Data lake is a place where you can store both structured and unstructured data. You can store the data here in raw format without a need to structure it. From here you can use analytics on your data to analyse it. You can store as much as you want here even though the data you don’t need could be stored in the data lake for the future purposes. Although you can store as much as you want in the data lake, this does not mean that you should put every data you have here.
Why Data Lakes Are Useful?
In today’s competitive business environment, many successful enterprises are data driven and they all have their data stored in their data lakes. This allows them to outperform their peers who are not utilising the data lakes. Implementing data lake allows companies to store their data indefinitely in a cost efficient way. Storing the data allows companies to run various analysis on the stored data, giving data team a freedom to explore new things, ask new questions and discover potential opportunities. As the technology advanced companies started to advanced analytics on the stored data, various companies started to develop machine learning over the various sources stored in the data lake.
Implementing data lake grants fantastic opportunities for data teams to dig deep n stored data and discover potential business opportunities and act on them. However having a structured data lake will make things easier compared to having unstructured. Imagine you are looking for something in a very messy bedroom (like mine), it would be really hard to find out what you are looking for compared to a tidy bedroom.
Data Lake vs Data Warehouse
Data lakes and data warehouses both serves for different purposes. Every organisation is different so one might need a data warehouse while the other needs data lake. The common thing about the two is that they are both for storing data.
Data lake is a place where you can store all kinds of data, you can store unstructured data here. You can store the data here without designing it and you don’t need to know to what question this data will answer. You just store the data for the sake of using it in the future if needed. Data ware house is like more tidier cousin of data lake, the data stored here is structured and its stored for the specific purpose. Structure and the schema of the data here is set in advance so that it can help to get faster SQL queries.
How To Implement Data Lake?
Cleaning and structuring your data lake could actually prove harmful, unlike data warehouses where data is cleaned, enriched and structured, data lakes would not benefit from these actions because if you do cleaning in your data lake you might be removing a valuable data you would use in future. Let me put in a simple way, you are in a very messy room where everything is dumped there and you go in to clean things which seems to have no value for you and you dump these things to trash, later to discover that you have dumped very valuable items.
In order to avoid dumping valuable data there are few things to be done when you want to implement a data lake successfully.
1) Choosing Your Database Architecture
Its is important to choose the most suitable big data platform for your use case. You need to decide which kind of architecture works best for your business.
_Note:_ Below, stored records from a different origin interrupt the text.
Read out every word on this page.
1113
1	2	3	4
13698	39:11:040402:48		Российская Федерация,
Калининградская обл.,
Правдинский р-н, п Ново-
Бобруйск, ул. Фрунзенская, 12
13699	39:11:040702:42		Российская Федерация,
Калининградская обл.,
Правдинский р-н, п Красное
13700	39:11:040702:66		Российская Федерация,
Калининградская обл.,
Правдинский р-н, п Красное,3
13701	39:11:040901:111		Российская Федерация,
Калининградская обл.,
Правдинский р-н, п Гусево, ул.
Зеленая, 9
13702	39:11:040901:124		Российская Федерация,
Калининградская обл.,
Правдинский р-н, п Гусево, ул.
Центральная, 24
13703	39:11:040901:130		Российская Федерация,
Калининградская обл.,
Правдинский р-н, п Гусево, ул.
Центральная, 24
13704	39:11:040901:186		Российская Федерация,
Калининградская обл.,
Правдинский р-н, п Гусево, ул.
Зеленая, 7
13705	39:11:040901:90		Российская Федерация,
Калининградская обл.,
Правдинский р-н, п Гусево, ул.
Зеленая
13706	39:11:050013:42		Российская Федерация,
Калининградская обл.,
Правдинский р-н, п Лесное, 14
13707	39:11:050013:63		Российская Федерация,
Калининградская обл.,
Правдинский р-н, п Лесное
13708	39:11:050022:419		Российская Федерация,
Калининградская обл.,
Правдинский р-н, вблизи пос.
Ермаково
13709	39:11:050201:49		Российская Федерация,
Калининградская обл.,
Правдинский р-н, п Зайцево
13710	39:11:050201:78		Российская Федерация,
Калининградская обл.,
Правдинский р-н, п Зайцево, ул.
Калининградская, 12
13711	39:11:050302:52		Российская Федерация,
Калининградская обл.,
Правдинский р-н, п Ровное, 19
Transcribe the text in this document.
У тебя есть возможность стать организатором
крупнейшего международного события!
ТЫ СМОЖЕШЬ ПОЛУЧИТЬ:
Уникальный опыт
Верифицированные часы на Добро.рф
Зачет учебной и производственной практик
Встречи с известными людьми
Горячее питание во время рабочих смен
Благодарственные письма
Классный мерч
The aim is to have a great understanding of your needs and efforts on your analytics.
If you want to learn more about how to choose your database architecture read our article from here.
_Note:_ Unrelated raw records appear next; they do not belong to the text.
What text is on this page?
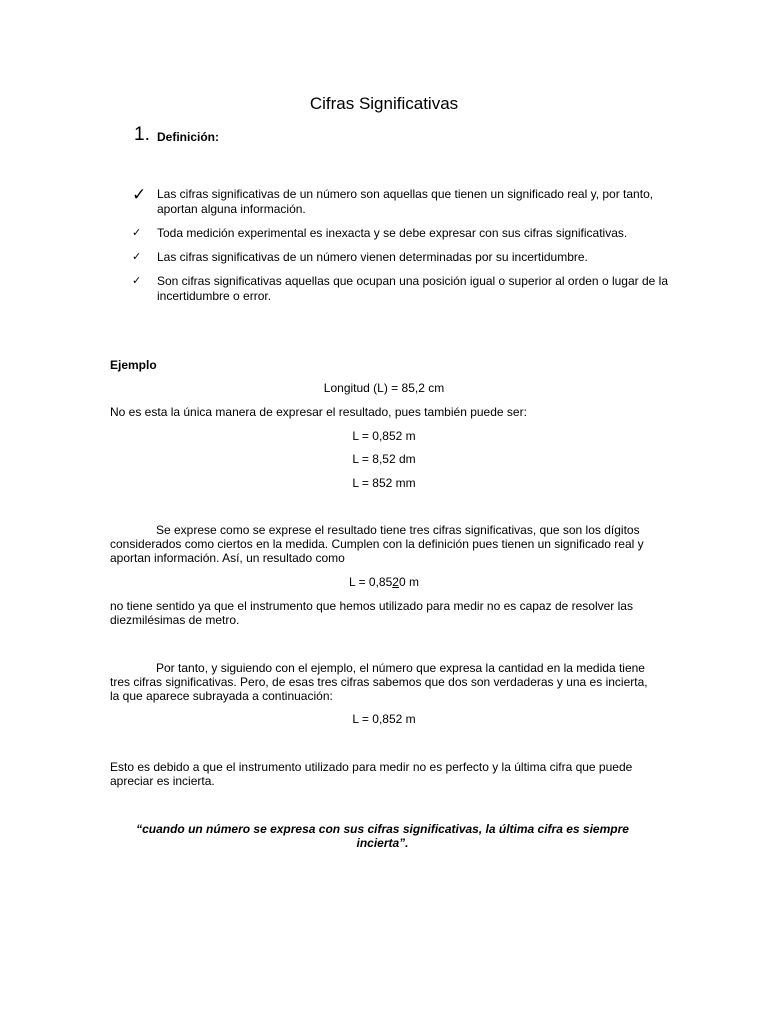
Cifras Significativas
1. Definición:
✓ Las cifras significativas de un número son aquellas que tienen un significado real y, por tanto, aportan alguna información.
✓	Toda medición experimental es inexacta y se debe expresar con sus cifras significativas.
✓	Las cifras significativas de un número vienen determinadas por su incertidumbre.
✓	Son cifras significativas aquellas que ocupan una posición igual o superior al orden o lugar de la incertidumbre o error.
Ejemplo
Longitud (L) = 85,2 cm
No es esta la única manera de expresar el resultado, pues también puede ser:
L = 0,852 m
L = 8,52 dm
L = 852 mm
Se exprese como se exprese el resultado tiene tres cifras significativas, que son los dígitos considerados como ciertos en la medida. Cumplen con la definición pues tienen un significado real y aportan información. Así, un resultado como
L = 0,8520 m
no tiene sentido ya que el instrumento que hemos utilizado para medir no es capaz de resolver las diezmilésimas de metro.
Por tanto, y siguiendo con el ejemplo, el número que expresa la cantidad en la medida tiene tres cifras significativas. Pero, de esas tres cifras sabemos que dos son verdaderas y una es incierta, la que aparece subrayada a continuación:
L = 0,852 m
Esto es debido a que el instrumento utilizado para medir no es perfecto y la última cifra que puede apreciar es incierta.
“cuando un número se expresa con sus cifras significativas, la última cifra es siempre incierta”.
2) Don’t Stash Everything Into Data Lake
Just because you can store data as much as you want, should not give you an impression to dump every data in to your data lake. Throwing everything into your data lake regardless of the structure and organisation of the data will make it harder for you to steer through the data lake, the more messy your data lake becomes higher the chances of valuable data will go to waste.
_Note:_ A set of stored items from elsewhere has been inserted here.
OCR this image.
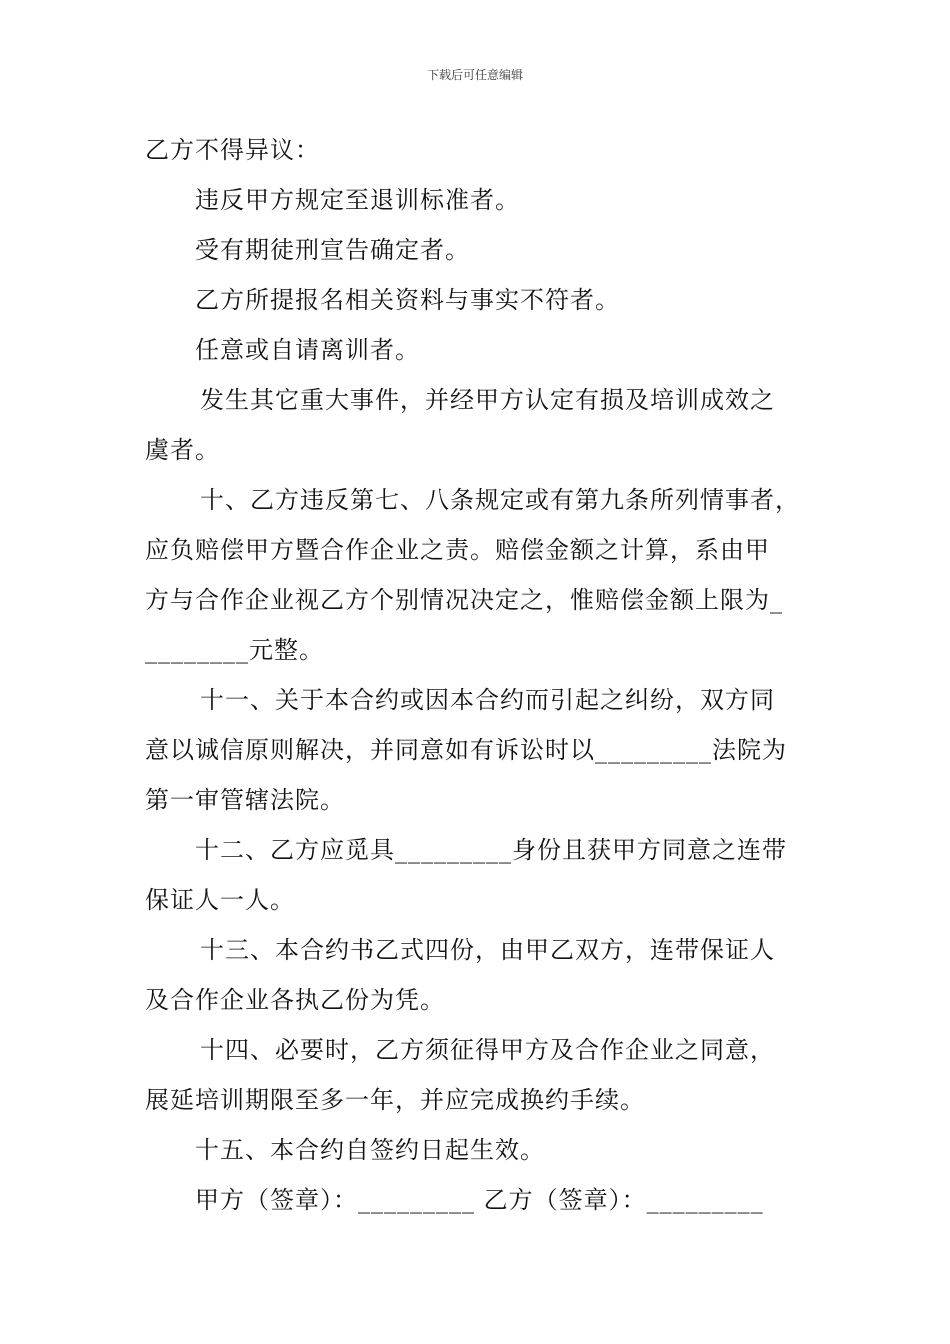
下载后可任意编辑
乙方不得异议：
违反甲方规定至退训标准者。
受有期徒刑宣告确定者。
乙方所提报名相关资料与事实不符者。
任意或自请离训者。
发生其它重大事件，并经甲方认定有损及培训成效之
虞者。
十、乙方违反第七、八条规定或有第九条所列情事者，
应负赔偿甲方暨合作企业之责。赔偿金额之计算，系由甲
方与合作企业视乙方个别情况决定之，惟赔偿金额上限为_
________元整。
十一、关于本合约或因本合约而引起之纠纷，双方同
意以诚信原则解决，并同意如有诉讼时以_________法院为
第一审管辖法院。
十二、乙方应觅具_________身份且获甲方同意之连带
保证人一人。
十三、本合约书乙式四份，由甲乙双方，连带保证人
及合作企业各执乙份为凭。
十四、必要时，乙方须征得甲方及合作企业之同意，
展延培训期限至多一年，并应完成换约手续。
十五、本合约自签约日起生效。
甲方（签章）：_________ 乙方（签章）：_________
3) Have a Privacy and Security Protocols
It is important to have security on your data lake. Make sure that you define who can access to it and make changes on the data. This allow you to have control on your data and prevent any unnecessary changes that can lead to confusion in your data lake.
4) Record Changes
Keeping track of the changes is really important thing to do. Because people tend to dump everything in to data lake and it is really important to have an understanding relationship between your datasets. In order to have this you need to keep track of changes by having an activity log so that you can see who did what in your in your data lake. Keeping an activity log is really useful, especially if you have quite a few users who access to your data lake. Even though the data lakes are flexible and unstructured, it is really important to have a logical structure defined by clear goals.
5) Create a Documentation
You need to make a good documentation for the unstructured data, it should be like a handbook for your employees this will allow your team to navigate through your data lake more efficiently. In Rakam we created taxonomy future to prevent confusion
One possible problem is that you usually end up with hundreds of event types as you implement new features and remove some of them from your application. Some event types become absolute, some of them are crucial for your product managers and some of them are not easily understood at first glance.That’s why people prepare documents for event type definitions but since these documents are not integrated with your BI tools, they’re often not efficient and up-to-date. We created taxonomy feature in order to be able to address this problem. now, you can hide your event tables, add labels and write descriptions and categorize them so that every team member sees the event types in a structured way and understand what they stand for easily.